3. ip_local_deliver()

这个函数比较简单,

作用:

1.判断ip报文是否分片,是则进行重组

2.调用注册在NF_NET_LOCAL_IN处的钩子函数,放行后,进入ip_local_deliver_finish()函数。

//linux/net/ipv4/ip_input.c
/*
 * 	Deliver IP Packets to the higher protocol layers.
 */
int ip_local_deliver(struct sk_buff *skb)
{
	/*
	 *	Reassemble IP fragments.
	 */
	/*对分片的packet进行重组,有些网卡硬件有offload特性,这个特性可以将分片和重组在网卡实现,
	而不需要在ip层实现,此外,现在一般网络上的路由器都能支持1500以上的数据包,分片的情况现在
	已经很少了。
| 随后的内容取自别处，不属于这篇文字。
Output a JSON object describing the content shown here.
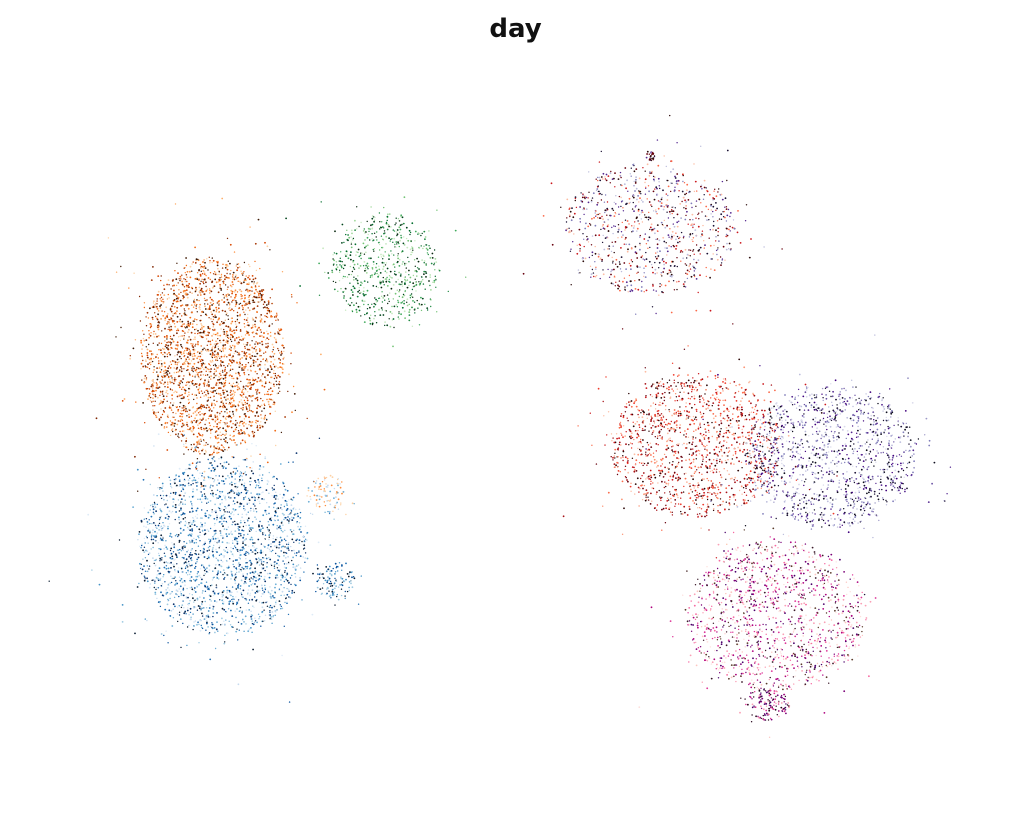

*/
	/*判断ip报文是否分片,是则进行重组*/
	if (ip_is_fragment(ip_hdr(skb))) {
		/*处理IP报文分片*/
		if (ip_defrag(skb, IP_DEFRAG_LOCAL_DELIVER))
			return 0;
	}
	/*调用NF_INET_LOCAL_IN处的钩子函数,放行后,进入ip_local_deliver_finish函数*/
	return NF_HOOK(NFPROTO_IPV4, NF_INET_LOCAL_IN, skb, skb->dev, NULL,
		       ip_local_deliver_finish);
}

4. ip_local_deliver_finish()

作用:

1. 处理Raw ip,如果配置了安全策略,则进行IPSec安全检查

2. 根据ip报头的protocol字段,找到对应的L4层接收函数(先找到对应的net_protocol,调用net_protocol->handler,)对于TCP,为tcp_v4_rcv。报文由此进入L4。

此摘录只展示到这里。